L'unità del mondo. La sfida, se l'uomo non vuole distruggere se
stesso, è quella di vivere nella
pluralità delle culture, nell'unità di un unico rispetto dell'uomo, di un unico
rispetto dell'Assoluto. Il mondo non è uno se non in un cuore che sia ispirato
dall'amore verso tutti. Solo colui, allora, che, vivendo come uomo, si è fatto
partecipe della sorte di tutti; solo il Figlio di Dio, insomma, che ha assunto
la sorte di ogni uomo, lui che come dice la Gaudium et Spes al n. 22 «si è
unito in certo modo ad ogni uomo» e «svela anche pienamente l'uomo all'uomo e
gli fa nota la sua altissima vocazione», soltanto Lui è il punto nel quale il
mondo può essere veramente unito. Solo lo Spirito che ispira questo cuore pub
essere il principio dell'unità. Ciò non vuole escludere i non cristiani, come
leggiamo ancora nel passo citato, ma vale «anche per tutti gli uomini di buona
volontà, nel cui cuore lavora invisibilmente la grazia. Cristo infatti è morto
per tutti...». E' significativo come la Redemptoris Missio abbia effettivamente
espresso e l'uno e l'altro aspetto. Se da un lato insiste sulla necessità della
missione, dall'altro evidenzia come essa non sia contro il dialogo, ma debba
avvenire in spirito di dialogo e
tolleranza. Solo a partire da questo binomio apparentemente paradossale è
realistico pensare all'unità. Se cerchiamo l'unità del mondo dobbiamo quindi
mirare a quell'unità che è ispirata dallo Spirito, nel quale Gesù si è offerto
per tutta l'umanità e ha fatto propria la sorte di tutta l'umanità.
L'unità dell'io. Non a caso nei due primi decenni di questo secolo,
l'arte che ha anche la funzione, fra l'altro, di fotografare l'evolversi
dell'animo umano ha espresso nel cubismo la distruzione del volto umano e della
persona umana. C'è dunque, nel nostro tempo, la minaccia all'unità della
persona. Di qui l'importanza di avere un volto. Ma chi lo può dare all'uomo e
chi, soprattutto, glielo può dare in maniera che sia inconfondibile?

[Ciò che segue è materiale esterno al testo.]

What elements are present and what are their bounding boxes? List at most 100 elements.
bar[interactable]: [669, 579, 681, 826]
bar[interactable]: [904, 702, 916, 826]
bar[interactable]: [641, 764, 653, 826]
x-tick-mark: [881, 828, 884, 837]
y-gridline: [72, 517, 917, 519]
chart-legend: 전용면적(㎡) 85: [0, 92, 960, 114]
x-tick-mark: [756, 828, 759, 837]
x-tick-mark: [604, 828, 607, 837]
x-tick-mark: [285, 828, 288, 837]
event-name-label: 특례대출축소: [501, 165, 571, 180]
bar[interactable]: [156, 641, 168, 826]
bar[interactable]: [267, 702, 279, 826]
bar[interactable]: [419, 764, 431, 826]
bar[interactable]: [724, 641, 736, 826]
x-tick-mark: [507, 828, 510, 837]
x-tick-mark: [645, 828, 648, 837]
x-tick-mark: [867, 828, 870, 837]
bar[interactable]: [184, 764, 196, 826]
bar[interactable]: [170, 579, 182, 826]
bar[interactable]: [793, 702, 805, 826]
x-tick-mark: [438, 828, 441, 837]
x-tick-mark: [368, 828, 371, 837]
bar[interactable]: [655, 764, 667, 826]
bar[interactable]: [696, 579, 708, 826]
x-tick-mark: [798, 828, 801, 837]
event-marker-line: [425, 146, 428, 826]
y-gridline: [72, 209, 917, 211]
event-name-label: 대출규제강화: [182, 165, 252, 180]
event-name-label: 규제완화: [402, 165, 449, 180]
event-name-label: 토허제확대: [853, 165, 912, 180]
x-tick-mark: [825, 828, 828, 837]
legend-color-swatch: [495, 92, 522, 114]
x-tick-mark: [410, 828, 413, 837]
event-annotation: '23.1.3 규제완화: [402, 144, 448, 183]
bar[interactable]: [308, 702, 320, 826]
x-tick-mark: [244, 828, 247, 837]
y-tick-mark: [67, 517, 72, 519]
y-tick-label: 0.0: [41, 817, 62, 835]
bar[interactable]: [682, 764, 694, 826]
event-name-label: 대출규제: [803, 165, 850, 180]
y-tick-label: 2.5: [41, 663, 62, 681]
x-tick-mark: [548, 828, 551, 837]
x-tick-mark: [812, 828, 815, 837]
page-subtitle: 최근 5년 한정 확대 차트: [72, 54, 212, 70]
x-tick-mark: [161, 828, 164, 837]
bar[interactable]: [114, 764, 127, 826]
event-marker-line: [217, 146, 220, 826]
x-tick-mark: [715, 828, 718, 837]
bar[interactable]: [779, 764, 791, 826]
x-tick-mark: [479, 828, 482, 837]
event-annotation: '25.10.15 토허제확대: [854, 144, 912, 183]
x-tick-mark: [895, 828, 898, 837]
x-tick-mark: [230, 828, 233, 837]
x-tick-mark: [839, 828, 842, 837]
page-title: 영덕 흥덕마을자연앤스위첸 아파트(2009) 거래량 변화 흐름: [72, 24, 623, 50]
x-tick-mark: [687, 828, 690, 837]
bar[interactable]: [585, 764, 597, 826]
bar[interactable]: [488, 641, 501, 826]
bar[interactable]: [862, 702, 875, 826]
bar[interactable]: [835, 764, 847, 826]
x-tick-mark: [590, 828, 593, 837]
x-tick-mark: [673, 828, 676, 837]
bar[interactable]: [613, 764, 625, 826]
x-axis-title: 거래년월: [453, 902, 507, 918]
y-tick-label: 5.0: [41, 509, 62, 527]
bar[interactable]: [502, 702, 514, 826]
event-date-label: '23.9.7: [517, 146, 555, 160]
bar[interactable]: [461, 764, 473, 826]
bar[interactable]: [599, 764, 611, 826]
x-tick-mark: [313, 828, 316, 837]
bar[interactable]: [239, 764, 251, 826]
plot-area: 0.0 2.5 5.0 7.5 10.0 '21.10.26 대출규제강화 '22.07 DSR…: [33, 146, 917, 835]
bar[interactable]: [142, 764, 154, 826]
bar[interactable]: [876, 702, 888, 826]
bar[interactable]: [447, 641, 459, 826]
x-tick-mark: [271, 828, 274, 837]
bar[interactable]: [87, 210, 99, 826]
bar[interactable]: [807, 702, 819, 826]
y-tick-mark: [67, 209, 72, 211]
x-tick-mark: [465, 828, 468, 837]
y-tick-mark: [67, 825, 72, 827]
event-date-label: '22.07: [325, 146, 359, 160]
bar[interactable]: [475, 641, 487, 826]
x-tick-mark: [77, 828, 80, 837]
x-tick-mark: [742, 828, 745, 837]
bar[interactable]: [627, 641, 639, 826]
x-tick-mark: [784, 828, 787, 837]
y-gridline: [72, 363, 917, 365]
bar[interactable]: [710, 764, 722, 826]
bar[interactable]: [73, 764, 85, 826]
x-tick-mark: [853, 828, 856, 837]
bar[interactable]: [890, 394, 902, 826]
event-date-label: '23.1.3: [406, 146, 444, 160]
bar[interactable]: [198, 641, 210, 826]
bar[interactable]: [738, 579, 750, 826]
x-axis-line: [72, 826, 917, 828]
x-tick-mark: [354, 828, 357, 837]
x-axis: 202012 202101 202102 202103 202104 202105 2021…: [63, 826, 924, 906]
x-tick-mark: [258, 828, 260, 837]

Quell'Amore che mi ama in ogni momento in tutto quello che è spezzato e non
unito in me! E' solo questo Amore, in definitiva, che mi raccoglie e mi
custodisce. La mia unità non è in me, ma in Colui che mi ha amato e continua ad
amarmi. In realtà, io sono io soltanto quando posso dire: «Non sono più io che
vivo, ma Cristo vive in me. Questa vita che vivo nella carne io la vivo nella
fede del Figlio di Dio, che mi ha amato e ha dato se stesso per me» (Gal 2,
20). Quando il suo Spirito vive in me, P allora che sono, e sono uno.
L'unità della storia. Se ci fosse solo il succedersi delle generazioni, non
si potrebbe mai parlare di un'unità della storia. Oggi infatti ci siamo noi, ma
domani moriamo e vengono altri. Solo se c'è Uno nel quale convergono e sono
raccolti tutti i soggetti, tutti i tempi e tutti gli eventi, ci può essere
unità della storia.
La triplice ricerca del nostro secolo l'unità del mondo, l'unità dell'io e l'unità della storia non è altro che un grido che invoca quell'unità che viene dallo Spirito: da quello Spirito che ha riempito Gesù come fiamma ardente. Rivela così tutta la sua attualità un messaggio come quello della Lettera agli Efesini quando parla, in particolare nei primi tre capitoli, della ricapitolazione (anakephalaiosis; cf. 1, 10) di tutto in Cristo.
Le
istanze del Vaticano II
e i movimenti ecclesiali
Se leggiamo in questa luce i
documenti del Vaticano II ne comprendiamo con maggiore pienezza il contenuto e
ci si illumina ulteriormente l'argomento di cui stiamo parlando. Vediamo cioè che quell'idea del «popolo
adunato dall'unità del Padre e del Figlio e dello Spirito Santo» (LG 4), quei
cerchi concentrici attorno a Cristo nella Chiesa, l'ecumenismo, il dialogo con
le altre religioni e appunto quella visione della cultura moderna che propone
la Gaudium et Spes, non fanno altro che esprimere quell'unità a cui anela
l'uomo d'oggi e che P la ricerca fondamentale di questo secolo.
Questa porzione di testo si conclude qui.